Taylor traversa le parking brûlant du Centre de justice criminelle de Nashville, en songeant à ce qu’elle allait faire de sa journée. Elle mit ses mains en visière, face au soleil, pour contempler ce bâtiment où elle se sentait chez elle. Le CJC était un petit immeuble sans charme qui hébergeait les principaux services de police de Nashville. Lors de la dernière restructuration des services, certains bureaux avaient dû être transférés dans d’autres locaux. Le nouveau patron avait aboli la division en cinq services sectoriels et il n’en restait que trois : Sud, Ouest et Nord. Des inspecteurs qui dépendaient précédemment de services spécialisés, comme celui des homicides ou celui des vols, travaillaient à présent dans des commissariats de quartier. Ceux qui étaient restés à la brigade des homicides avaient obtenu de demeurer au CJC pour enquêter sur les cas les plus difficiles. S’il n’y avait pas de suspect ou pas d’indices, ou si l’enquête s’avérait ardue, l’enquête était confiée à Taylor et à ses subordonnés. Cela signifiait moins de travail de routine pour eux. Les autres inspecteurs avaient été dispersés dans la région et expédiaient les affaires courantes, remplissant des fonctions de base.

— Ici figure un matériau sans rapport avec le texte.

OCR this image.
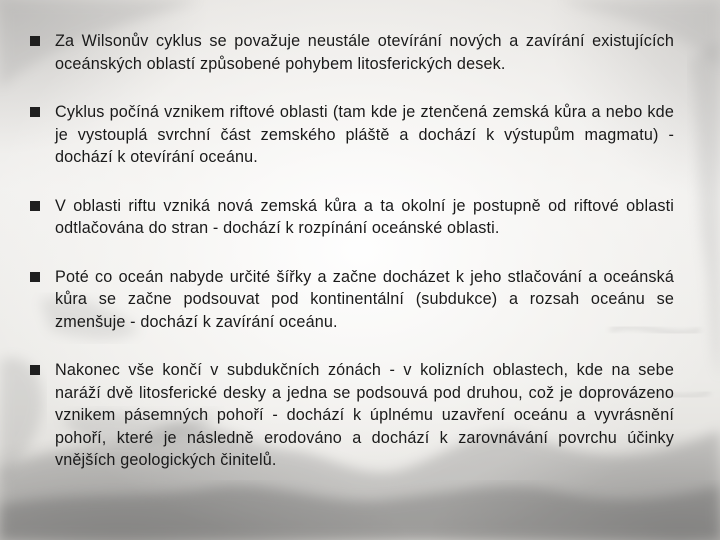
Za Wilsonův cyklus se považuje neustále otevírání nových a zavírání existujících oceánských oblastí způsobené pohybem litosferických desek.
Cyklus počíná vznikem riftové oblasti (tam kde je ztenčená zemská kůra a nebo kde je vystouplá svrchní část zemského pláště a dochází k výstupům magmatu) - dochází k otevírání oceánu.
V oblasti riftu vzniká nová zemská kůra a ta okolní je postupně od riftové oblasti odtlačována do stran - dochází k rozpínání oceánské oblasti.
Poté co oceán nabyde určité šířky a začne docházet k jeho stlačování a oceánská kůra se začne podsouvat pod kontinentální (subdukce) a rozsah oceánu se zmenšuje - dochází k zavírání oceánu.
Nakonec vše končí v subdukčních zónách - v kolizních oblastech, kde na sebe naráží dvě litosferické desky a jedna se podsouvá pod druhou, což je doprovázeno vznikem pásemných pohoří - dochází k úplnému uzavření oceánu a vyvrásnění pohoří, které je následně erodováno a dochází k zarovnávání povrchu účinky vnějších geologických činitelů.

Le rythme des crimes de l’Etrangleur du Sud s’emballait et les médias donnaient de la voix, exigeant des progrès dans l’enquête. Les chaînes d’info s’étaient emparées du sujet et entretenaient la panique, informant les téléspectateurs toutes les demi-heures des développements de l’enquête, soulignant les échecs de la police dans les cinq Etats où avaient eu lieu les meurtres. Jessica Porter était à la morgue de Nashville et les parents de Shauna Davidson imploraient les autorités de leur restituer le corps de leur fille. Cet aspect des choses échappait complètement à Taylor. Le FBI coopérait pleinement avec les polices locales mais, dans le fond, il avait fait main basse sur le dossier. Elle laissait Price se débrouiller avec la dimension politique de l’affaire et les problèmes juridiques qu’elle posait. Personne ne pouvait nier que le FBI disposait de meilleurs labos et de tous les moyens nécessaires ; au moins le travail de la police scientifique serait-il ainsi accompli avec plus de promptitude et d’efficacité.
Elle gravit les marches de l’escalier de service, évitant l’énorme cendrier qui trônait sur le palier. Elle ressentit une brève envie d’en griller une, mais se contrôla et glissa sa carte d’accès dans la fente du boîtier. La porte s’ouvrit en grinçant et elle pénétra dans le hall d’entrée aux murs ternes, en foula le linoléum. Suivant la flèche verte, elle se dirigea vers le bureau des homicides.
L’ambiance était calme, ce matin-là. D’abord parce que la plupart des briefings hebdomadaires avaient lieu au même moment, ce qui signifiait que tous les pontes étaient en réunion. Elle se demanda brièvement si quelqu’un avait appris la mésaventure de Betsy, mais décida de ne pas y penser. Ce n’était pas son boulot de s’en préoccuper. Son boulot consistait à étudier le dossier du Violeur de la Pluie.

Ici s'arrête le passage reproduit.